47 – Aliás, neste contexto, nem sequer está excluída a possibilidade de, em contraste com a irredutibilidade da retribuição dos trabalhadores, a lei venha, designadamente, numa situação de grave crise orçamental, impor uma redução transitória do vencimento dos funcionários públicos;
48 – O que nos faz aportar à colação o Acórdão da 1.ª Secção do Tribunal Constitucional nº 85/2010, Processo nº 653/09 publicado no Diário da República, 2.ª série – N.º 74 – 16 de abril de 2010, página 19682;
49 – A ora Recorrida, pretendia ser posicionada no índice remuneratório 299 da carreira docente, na data em perfez seis anos de serviço no escalão imediatamente anterior (245), ou seja, em 23 de maio de 2011, à luz do preceituado no Decreto-Lei nº 75/2010, de 23 de junho, o que não veio a concretizar-se, por impedimento da Lei nº 55-A/2010 de 31 de dezembro;
50 – Outros docentes, porque reuniram as condições para progressão de que a lei ordinária fazia depender a sua progressão na carreira docente, em momento anterior à entrada em vigor da Lei do OE para 2011, progrediram, conduzindo a uma situação de desigualdade material na retribuição auferida por estes, em relação os docentes na mesma situação da Recorrida;
51 – A questão fundamental à luz do preceito constitucional contido no artigo 59º nº 3 da CRP, é aferir se esta distinção remuneratória se ficou a dever a diferenciações injustificadas,
52 – A diferenciação de retribuição entre aqueles docentes, ficou a dever-se à entrada em vigor de uma lei de valor reforçado (Lei do Orçamento de Estado para 2011) que impediu a progressão dos docentes que ainda não tinha reunido todos os pressupostos dos quais a lei ordinária fazia depender a sua progressão, enquanto que os outros docentes progrediram na data em que reuniram os pressupostos para o efeito, sendo certo que essa progressão não se encontrava ainda vedada pela Lei do OE;
53 – A Lei nº 55-A/2011 de 31 de dezembro foi aprovada num contexto de especial particularidade, de graves dificuldades em termos financeiros do país, em que é exigido um esforço suplementar para superação dessas mesmas dificuldades, nomeadamente de diminuição da despesa pública, as quais de resto, se mantiveram e até agravaram;
54 – Está portanto em causa o interesse público, designadamente, o esforço nacional de consolidação e equilíbrio das contas públicas, que é solicitado a todos os portugueses;
55 – Assim, a diferenciação remuneratória entre os docentes em causa, porque consubstancia uma decorrência da aplicação daquelas medidas, perfeitamente justificadas e contextualizadas, não se ficou a dever a diferenciações injustificadas;
56 – Nessa medida, a diferenciação salarial verificada entre aqueles docentes, não pode ser considerada uma violação do princípio constitucional contido no artigo 59º nº 1 da CRP, ou seja, não se verifica qualquer violação do princípio constitucional Direito à igualdade de remuneração laboral ou, seja “Salário Igual para trabalho Igual”;
57 – Nesta conformidade, conclui-se que a norma constante do artigo 24º nº 1 e 9 da Lei nº 55-A/2010 de 31/12, segundo a interpretação, «a sua proibição de atos que consubstanciem valorizações remuneratórias e a sua determinação de não contagem do tempo de serviço prestado em 2011 abrangem os atos e tempo decorrentes da aplicação do artigo 8º nº 1 do DL nº 75/2010 de 23 de junho», NÃO VIOLA as disposições constitucionais constantes dos artigos 13º, 47º nº 2 e 59º nº1 c) da CRP».
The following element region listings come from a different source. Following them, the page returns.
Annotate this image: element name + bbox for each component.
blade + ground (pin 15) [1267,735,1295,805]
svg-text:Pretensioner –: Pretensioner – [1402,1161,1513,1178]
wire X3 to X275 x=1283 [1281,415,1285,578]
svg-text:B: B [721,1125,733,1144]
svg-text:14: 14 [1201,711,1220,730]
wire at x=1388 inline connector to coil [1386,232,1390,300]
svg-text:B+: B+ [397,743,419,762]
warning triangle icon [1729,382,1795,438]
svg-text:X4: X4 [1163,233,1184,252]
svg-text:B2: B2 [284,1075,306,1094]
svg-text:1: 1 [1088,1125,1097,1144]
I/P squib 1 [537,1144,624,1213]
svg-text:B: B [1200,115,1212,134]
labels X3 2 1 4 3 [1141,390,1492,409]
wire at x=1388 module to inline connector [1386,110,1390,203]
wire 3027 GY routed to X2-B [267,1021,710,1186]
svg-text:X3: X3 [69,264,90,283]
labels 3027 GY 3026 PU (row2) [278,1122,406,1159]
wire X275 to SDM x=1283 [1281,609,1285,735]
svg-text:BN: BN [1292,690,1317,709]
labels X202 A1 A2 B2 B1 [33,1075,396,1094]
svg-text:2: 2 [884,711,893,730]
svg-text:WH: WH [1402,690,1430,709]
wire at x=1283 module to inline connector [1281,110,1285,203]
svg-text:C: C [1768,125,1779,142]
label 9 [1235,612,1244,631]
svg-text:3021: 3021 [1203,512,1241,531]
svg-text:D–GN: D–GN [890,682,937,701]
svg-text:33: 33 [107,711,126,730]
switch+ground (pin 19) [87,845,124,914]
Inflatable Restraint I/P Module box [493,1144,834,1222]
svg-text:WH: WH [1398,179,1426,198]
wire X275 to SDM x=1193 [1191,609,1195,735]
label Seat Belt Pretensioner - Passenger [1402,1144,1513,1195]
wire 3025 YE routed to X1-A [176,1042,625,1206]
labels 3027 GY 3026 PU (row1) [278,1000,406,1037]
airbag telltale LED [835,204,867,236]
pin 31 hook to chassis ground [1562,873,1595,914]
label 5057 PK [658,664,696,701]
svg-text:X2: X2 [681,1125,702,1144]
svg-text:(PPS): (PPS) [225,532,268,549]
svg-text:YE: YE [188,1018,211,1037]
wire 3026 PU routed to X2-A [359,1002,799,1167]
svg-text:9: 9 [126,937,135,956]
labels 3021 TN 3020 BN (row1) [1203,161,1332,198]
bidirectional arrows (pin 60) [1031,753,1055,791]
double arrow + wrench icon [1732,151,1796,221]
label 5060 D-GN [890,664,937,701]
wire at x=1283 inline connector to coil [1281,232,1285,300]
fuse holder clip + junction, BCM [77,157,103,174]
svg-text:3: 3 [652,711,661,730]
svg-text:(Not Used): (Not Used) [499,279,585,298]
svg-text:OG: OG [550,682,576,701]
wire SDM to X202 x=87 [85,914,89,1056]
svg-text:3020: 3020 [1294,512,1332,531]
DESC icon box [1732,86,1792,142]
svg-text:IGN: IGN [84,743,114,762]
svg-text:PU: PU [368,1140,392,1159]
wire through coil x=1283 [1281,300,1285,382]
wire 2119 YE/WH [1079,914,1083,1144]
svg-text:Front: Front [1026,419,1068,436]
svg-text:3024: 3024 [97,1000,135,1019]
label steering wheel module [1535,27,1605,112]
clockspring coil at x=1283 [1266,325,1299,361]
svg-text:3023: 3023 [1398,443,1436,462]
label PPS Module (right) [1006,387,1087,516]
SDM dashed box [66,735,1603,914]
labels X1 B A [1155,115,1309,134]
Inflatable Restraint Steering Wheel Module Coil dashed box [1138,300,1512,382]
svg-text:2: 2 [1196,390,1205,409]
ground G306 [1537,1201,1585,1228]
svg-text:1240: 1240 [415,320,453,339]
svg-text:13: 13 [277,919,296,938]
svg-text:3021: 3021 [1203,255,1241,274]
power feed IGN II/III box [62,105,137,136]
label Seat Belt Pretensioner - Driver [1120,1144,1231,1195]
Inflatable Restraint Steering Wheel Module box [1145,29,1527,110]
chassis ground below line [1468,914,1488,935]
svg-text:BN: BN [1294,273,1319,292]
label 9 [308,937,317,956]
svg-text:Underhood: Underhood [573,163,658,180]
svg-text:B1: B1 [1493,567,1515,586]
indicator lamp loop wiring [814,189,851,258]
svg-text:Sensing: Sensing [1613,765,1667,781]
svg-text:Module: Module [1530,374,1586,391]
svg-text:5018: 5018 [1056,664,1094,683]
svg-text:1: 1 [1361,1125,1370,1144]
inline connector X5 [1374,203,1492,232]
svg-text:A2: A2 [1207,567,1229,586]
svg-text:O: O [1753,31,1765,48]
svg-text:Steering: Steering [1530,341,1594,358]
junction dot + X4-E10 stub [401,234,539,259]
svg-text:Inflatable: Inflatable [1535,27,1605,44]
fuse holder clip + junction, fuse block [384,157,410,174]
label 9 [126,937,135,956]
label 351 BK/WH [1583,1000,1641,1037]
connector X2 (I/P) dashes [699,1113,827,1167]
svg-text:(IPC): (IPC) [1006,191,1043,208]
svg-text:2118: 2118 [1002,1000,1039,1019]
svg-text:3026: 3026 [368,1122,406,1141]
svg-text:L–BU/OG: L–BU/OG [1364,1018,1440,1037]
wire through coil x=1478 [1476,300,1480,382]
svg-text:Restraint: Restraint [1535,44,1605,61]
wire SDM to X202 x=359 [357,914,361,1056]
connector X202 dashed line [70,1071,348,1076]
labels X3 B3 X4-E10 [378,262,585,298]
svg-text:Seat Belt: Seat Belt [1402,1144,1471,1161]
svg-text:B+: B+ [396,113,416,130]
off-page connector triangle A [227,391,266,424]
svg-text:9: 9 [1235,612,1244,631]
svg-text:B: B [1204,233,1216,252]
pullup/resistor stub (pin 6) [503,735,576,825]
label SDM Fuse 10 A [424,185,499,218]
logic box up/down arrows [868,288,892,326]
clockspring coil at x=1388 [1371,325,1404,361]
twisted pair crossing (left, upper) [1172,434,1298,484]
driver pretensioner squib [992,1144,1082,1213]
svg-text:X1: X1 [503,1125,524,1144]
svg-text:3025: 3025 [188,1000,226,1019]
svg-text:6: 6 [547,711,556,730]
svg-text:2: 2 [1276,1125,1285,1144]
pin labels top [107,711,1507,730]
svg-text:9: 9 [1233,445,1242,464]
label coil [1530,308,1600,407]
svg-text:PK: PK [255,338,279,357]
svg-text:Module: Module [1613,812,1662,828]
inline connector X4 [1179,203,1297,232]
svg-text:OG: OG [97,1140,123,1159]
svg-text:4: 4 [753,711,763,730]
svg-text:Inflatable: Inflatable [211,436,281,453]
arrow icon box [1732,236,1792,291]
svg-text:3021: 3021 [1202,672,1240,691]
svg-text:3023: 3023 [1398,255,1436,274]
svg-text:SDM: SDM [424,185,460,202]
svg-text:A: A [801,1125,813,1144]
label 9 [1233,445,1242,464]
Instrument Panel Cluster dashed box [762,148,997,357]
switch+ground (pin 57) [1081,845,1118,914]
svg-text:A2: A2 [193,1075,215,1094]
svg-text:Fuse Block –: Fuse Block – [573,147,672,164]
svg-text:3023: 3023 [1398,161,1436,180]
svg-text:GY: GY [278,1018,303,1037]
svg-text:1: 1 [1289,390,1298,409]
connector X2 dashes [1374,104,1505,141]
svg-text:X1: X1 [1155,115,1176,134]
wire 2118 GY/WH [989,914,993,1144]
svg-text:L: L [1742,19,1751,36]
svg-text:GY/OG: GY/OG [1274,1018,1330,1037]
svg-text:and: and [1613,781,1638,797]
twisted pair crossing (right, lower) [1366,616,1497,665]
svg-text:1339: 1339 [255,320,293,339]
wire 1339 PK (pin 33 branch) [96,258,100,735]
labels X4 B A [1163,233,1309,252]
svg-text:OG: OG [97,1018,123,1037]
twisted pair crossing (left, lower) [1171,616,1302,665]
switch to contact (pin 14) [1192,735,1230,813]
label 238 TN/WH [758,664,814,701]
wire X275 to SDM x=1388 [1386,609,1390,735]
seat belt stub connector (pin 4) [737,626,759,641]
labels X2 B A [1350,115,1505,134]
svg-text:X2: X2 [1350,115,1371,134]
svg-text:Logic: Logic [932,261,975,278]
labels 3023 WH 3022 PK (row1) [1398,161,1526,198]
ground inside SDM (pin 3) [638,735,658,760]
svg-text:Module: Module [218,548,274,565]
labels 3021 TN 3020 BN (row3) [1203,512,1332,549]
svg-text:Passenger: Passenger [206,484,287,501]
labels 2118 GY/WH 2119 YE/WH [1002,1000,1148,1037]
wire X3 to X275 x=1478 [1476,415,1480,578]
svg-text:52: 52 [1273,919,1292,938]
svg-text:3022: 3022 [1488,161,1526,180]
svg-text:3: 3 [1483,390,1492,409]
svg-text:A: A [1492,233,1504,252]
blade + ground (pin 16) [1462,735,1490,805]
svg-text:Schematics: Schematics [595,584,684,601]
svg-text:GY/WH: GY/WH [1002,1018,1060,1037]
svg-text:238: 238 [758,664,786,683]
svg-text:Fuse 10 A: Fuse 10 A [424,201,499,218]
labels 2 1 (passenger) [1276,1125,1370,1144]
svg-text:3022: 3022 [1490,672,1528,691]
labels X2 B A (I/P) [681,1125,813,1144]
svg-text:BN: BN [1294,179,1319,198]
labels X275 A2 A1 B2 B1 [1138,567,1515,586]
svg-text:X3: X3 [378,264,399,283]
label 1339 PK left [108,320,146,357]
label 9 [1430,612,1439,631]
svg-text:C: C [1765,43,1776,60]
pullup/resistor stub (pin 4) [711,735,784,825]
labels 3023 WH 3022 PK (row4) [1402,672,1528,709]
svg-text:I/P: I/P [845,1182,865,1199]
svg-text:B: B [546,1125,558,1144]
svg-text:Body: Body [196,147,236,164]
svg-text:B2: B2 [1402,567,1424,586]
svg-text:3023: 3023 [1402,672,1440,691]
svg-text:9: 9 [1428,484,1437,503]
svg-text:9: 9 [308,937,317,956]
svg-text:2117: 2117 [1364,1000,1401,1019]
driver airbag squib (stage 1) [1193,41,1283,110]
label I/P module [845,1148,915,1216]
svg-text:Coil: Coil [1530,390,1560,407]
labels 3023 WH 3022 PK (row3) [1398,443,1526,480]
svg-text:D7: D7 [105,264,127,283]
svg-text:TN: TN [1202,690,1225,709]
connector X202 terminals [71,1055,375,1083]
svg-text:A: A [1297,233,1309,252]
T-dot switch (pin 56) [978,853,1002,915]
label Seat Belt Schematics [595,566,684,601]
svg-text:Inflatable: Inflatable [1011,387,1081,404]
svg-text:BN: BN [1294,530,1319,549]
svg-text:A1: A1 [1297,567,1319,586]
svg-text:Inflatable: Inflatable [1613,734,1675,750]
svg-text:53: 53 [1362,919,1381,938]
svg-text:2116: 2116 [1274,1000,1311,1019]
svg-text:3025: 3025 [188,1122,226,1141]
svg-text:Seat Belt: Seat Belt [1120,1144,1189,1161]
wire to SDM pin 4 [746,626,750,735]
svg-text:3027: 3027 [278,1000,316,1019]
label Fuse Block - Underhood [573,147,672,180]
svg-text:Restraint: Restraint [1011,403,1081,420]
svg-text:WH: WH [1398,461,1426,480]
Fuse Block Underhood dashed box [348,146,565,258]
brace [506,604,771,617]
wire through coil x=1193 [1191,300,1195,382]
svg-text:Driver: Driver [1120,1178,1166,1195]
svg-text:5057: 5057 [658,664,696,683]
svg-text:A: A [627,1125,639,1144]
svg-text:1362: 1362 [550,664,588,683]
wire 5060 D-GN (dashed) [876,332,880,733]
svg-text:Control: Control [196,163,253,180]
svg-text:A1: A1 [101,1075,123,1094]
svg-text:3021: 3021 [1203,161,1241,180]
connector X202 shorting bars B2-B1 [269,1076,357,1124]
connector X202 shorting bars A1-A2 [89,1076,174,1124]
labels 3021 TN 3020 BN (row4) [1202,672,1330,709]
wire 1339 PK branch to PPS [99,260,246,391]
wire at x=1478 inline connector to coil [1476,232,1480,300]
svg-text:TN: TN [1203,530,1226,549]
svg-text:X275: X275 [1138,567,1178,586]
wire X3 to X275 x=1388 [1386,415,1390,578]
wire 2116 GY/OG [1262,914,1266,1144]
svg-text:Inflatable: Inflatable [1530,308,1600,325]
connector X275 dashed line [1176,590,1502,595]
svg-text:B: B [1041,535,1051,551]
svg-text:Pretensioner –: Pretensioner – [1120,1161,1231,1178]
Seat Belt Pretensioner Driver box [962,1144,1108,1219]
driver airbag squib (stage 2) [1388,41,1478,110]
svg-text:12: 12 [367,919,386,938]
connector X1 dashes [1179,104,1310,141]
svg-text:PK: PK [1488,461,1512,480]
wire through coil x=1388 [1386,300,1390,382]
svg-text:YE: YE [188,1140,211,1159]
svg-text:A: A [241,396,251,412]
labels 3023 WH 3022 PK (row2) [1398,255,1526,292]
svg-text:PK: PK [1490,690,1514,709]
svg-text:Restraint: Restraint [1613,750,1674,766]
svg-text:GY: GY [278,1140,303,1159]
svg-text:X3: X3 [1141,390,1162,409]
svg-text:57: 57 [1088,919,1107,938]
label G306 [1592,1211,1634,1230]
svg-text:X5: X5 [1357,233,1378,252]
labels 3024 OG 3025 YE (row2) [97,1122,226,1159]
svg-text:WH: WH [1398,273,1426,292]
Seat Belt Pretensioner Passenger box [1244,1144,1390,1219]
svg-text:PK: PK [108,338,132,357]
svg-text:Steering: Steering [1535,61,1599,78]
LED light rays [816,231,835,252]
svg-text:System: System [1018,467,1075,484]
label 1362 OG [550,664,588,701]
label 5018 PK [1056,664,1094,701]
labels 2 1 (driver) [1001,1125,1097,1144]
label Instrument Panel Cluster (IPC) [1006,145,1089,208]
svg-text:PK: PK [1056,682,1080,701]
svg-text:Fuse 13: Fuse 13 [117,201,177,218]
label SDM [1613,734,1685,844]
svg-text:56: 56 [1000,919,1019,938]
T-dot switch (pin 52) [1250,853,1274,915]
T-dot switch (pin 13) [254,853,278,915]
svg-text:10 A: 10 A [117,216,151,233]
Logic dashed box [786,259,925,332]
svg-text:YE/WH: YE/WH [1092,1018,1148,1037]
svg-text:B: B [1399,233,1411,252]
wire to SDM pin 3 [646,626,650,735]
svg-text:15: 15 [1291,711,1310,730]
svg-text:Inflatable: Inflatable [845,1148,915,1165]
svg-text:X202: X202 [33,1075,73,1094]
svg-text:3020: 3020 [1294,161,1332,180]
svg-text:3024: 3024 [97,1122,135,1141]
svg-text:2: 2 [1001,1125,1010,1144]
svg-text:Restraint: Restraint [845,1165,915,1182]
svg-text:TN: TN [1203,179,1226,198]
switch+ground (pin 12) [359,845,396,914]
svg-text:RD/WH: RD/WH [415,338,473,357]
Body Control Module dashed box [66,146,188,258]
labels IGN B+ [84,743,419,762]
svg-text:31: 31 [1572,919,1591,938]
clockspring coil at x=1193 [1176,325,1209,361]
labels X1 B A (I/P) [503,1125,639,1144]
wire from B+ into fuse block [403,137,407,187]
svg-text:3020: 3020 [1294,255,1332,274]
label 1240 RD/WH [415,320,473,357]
Notificada para o efeito, a recorrida não contra-alegou.
Cumpre apreciar e decidir.
II. Fundamentação
1. A decisão recorrida recusou a aplicação do artigo 24.º, n.ºs 1 e 9 da Lei n.º 55-A/2010, de 31 de dezembro, na interpretação segundo a qual a sua proibição de atos que consubstanciem valorizações remuneratórias e a sua determinação de não contagem do tempo de serviço prestado em 2011 abrangem os atos e o tempo decorrentes da aplicação do artigo 8.º, n.º 1, do Decreto-Lei n.º 75/2010, de 23 de junho.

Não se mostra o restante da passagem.